Maybe, instead, I should just give up my sanity for Lent. Yes, my sanity. It seems to be leaving me anyway. That is what I’m giving up for Lent.

Let’s just hope it comes back AFTER Lent. Seriously.

Signed,
Wifey, who doesn’t want to be a homeless-jobless-heartdogless, person next week.

 

 

P.S. My only saving grace is that Huzzy is home right now. I’m not sure I could do this without his support. I hate that they are in hard-core training again for their right-around-the-corner deployment. It feels like he just got back a few weeks ago. Oh wait… he did.

So Ready to be DONE

Sometimes, when one person is missing, the whole world seems depopulated.
~Lamartine

Probably time for a real post. I’ve just been pretty… I guess a good word for it is… despondent. And I’m sorry, but this post might be a bit melancholy. But that’s how I’ve been feeling lately and this blog is about, well, the ups and downs of being a military wife. This is a down. But there are definitely ups.

I did write the post about being thankful my husband is deployed. And that is still true. But it doesn’t make it easy. And if our time apart was only normal, I’d be fine. It’s just that this last month of the 20 months from HELL is killing me. Seriously… living together for just six weeks in a 20 month period is no fun (and that wasn’t even six weeks all at once!). Now, we’ve had about eight weeks total together in that time frame, but that was two weeks of vacation and we were sleeping in a room of someone’s house. That wasn’t living together.

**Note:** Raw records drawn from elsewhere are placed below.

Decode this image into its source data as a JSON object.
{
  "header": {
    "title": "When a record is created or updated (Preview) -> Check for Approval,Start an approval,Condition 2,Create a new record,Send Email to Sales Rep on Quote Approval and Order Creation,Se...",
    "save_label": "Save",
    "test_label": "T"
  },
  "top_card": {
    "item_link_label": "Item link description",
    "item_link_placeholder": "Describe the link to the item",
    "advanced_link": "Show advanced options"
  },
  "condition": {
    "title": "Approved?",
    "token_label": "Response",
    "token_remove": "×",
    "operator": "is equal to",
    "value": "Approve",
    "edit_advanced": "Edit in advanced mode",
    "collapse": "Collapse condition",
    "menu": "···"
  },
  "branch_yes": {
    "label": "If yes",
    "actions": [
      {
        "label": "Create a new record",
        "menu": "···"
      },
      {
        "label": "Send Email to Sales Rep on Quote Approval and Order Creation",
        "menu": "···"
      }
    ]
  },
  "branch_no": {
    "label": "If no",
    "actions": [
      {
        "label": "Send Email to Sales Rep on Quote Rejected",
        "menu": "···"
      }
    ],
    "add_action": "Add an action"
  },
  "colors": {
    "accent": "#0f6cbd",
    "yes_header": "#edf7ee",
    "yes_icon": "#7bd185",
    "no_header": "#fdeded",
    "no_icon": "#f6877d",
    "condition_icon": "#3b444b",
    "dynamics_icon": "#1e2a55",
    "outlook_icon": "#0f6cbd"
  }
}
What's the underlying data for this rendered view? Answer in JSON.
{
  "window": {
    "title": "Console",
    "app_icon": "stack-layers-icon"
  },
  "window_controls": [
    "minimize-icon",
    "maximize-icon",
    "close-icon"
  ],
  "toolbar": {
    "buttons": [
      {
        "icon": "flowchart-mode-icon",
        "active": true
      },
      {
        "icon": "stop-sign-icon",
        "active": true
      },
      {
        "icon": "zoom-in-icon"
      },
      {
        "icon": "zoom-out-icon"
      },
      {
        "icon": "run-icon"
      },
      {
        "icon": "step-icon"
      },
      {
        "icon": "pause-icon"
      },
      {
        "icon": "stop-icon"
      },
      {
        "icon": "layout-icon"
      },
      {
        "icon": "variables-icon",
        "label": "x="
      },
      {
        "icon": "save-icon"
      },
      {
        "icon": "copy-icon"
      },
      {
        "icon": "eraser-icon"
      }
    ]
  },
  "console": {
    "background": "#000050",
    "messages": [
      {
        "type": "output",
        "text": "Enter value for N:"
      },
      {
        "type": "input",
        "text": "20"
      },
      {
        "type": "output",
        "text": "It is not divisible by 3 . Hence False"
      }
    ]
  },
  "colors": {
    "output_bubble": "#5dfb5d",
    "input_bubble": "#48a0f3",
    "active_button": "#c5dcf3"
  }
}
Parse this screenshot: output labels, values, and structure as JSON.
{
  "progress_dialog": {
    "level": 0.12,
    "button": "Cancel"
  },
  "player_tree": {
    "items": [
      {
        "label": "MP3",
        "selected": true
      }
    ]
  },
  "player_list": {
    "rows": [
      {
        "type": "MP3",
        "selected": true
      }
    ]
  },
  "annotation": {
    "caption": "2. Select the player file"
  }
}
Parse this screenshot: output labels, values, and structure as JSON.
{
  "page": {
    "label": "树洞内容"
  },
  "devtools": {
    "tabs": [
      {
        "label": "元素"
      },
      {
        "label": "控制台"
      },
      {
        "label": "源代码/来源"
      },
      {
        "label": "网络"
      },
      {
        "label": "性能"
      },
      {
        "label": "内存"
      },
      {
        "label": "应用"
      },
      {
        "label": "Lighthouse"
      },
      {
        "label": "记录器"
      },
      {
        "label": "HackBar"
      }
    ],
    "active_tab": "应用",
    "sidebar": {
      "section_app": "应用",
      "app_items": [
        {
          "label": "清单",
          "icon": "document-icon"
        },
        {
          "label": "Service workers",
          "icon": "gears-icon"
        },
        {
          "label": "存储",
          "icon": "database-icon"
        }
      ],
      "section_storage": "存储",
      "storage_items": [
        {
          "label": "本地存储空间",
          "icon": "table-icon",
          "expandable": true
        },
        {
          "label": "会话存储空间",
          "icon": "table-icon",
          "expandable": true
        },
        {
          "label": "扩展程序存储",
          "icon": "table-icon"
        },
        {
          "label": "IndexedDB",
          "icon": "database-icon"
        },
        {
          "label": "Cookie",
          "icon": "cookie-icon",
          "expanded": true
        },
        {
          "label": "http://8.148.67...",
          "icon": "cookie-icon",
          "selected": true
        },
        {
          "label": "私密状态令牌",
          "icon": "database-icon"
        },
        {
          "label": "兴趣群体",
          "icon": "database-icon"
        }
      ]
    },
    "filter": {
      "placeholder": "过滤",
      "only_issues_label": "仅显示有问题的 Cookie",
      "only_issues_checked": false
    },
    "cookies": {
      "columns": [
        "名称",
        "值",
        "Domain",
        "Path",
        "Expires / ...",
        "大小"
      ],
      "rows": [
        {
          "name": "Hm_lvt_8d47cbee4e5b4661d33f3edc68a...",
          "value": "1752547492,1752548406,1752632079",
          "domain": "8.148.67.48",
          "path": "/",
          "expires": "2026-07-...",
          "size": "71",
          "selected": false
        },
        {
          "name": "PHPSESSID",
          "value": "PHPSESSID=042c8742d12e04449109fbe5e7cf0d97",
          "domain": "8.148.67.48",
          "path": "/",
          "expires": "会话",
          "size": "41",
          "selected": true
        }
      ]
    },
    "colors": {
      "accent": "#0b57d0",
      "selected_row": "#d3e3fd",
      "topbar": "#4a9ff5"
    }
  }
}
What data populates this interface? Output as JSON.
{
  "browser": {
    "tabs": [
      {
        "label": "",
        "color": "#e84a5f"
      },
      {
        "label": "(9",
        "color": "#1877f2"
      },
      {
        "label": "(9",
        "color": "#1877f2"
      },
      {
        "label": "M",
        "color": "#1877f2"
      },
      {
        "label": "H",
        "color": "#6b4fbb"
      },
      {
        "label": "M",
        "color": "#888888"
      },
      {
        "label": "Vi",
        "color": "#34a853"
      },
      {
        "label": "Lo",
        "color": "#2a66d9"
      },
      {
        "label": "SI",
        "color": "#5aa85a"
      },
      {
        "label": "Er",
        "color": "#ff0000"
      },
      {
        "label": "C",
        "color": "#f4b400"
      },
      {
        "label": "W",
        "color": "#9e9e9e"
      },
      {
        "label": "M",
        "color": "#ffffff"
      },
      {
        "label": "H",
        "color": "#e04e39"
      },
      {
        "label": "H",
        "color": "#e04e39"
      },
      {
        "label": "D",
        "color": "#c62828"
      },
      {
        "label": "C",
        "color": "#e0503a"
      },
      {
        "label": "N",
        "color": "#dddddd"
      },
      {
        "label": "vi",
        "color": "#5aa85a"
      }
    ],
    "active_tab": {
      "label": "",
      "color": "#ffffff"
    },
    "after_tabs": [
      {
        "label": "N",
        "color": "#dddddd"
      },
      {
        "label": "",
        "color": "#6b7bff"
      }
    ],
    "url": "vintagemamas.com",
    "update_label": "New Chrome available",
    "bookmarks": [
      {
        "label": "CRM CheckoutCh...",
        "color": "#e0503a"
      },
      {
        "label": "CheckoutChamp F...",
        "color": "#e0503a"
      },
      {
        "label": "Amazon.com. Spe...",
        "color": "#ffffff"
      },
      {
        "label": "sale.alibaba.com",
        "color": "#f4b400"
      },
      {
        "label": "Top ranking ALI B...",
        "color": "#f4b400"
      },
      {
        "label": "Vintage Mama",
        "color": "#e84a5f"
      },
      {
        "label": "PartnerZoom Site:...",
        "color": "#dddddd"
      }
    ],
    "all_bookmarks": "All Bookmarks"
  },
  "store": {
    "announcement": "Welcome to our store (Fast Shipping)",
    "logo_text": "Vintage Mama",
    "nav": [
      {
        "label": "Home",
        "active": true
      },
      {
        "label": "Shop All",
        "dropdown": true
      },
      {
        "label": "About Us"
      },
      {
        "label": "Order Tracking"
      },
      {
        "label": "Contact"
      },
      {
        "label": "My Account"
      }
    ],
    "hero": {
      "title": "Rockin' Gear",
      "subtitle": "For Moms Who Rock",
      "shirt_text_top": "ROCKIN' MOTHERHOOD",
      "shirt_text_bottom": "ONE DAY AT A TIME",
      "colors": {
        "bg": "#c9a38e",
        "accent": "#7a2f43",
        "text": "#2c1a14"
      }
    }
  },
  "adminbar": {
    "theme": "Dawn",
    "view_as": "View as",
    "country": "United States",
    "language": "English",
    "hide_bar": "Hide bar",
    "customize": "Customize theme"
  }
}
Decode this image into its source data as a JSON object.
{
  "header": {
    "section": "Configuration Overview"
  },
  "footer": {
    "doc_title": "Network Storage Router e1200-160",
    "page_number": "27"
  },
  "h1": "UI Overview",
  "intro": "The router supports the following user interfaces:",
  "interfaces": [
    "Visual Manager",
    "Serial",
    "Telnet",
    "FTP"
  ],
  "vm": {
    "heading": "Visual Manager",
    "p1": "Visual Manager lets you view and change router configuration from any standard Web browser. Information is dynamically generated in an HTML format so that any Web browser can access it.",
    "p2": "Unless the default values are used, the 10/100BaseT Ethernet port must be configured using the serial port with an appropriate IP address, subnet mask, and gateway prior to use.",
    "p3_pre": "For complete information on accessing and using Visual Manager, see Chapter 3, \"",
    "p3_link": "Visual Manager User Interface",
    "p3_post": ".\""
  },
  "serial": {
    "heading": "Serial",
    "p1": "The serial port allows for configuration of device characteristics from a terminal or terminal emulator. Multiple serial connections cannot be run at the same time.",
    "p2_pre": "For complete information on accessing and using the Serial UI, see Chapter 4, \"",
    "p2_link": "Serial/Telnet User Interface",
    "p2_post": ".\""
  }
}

Our second anniversary is coming up in just a few months. And I was excited that we were going to be able to spend it together. Until I got an email from Huzzy yesterday (woo-hoo for the first email since before Thanksgiving!) and he told me that on his short time between this deployment and the next one in the spring, he’s going to be sent to a school for a month in San Diego or Hawaii.

I have no idea when that would be as he didn’t tell me. But I can guess what when that would be (warning: pessimism coming out)… my guess is it will be end of February to the end of March. You know, just in time for us to move into the house we are going to buy and our March 21 anniversary. That would be the worst time for us since I’d have to move us entirely by myself and we’d not have our anniversary together.  So that’s my guess.

Sure, let’s just throw in separation during our anniversary. In 2010, so far we’ve missed New Year’s, my birthday, 4th of July and the entire holiday season coming up. That’s, of course, not counting  the exact same holidays that were missed in 2009 (except New Year’s 2009, we were together for that). We know we won’t be together for my birthday and it’s scheduled for us to be apart for the exact same holidays next year. So why not? Let’s take away the only other celebration we have during 2011.  That would be three years in a row of NO celebrations except for our 1st anniversary in March 2010, which I’m eternally grateful to have had together.

Three years. ONE celebration. NO holidays. Not even Easter.

I’m about done with this and ready to have him home. I was looking forward to having him for a few months but now with the school, that’ll be a few months minus one. Not to mention that their homecoming has been moved to the right TWICE in the last week.

I am lucky that I have an awesome friend here in Washington. I am actually starting to consider her my best friend. She relies on me a lot to help out (her husband is on our previous boat and they are currently gone too) because she has a 2 year old and a 2 1/2 month old. I love spending time with them. Just today, she called and asked me to help her take them to get photographs taken. I have no idea how she would have done it without the extra set of hands.

But it’s not all about me helping her. She calls me to make sure I’m okay and has invited me to Christmas with her. We also just talk. Talk like girls sometimes need to talk. I’d be so lost without her right now. We mutually lean on each other. If one stepped to the side, I fear we’d both fall down.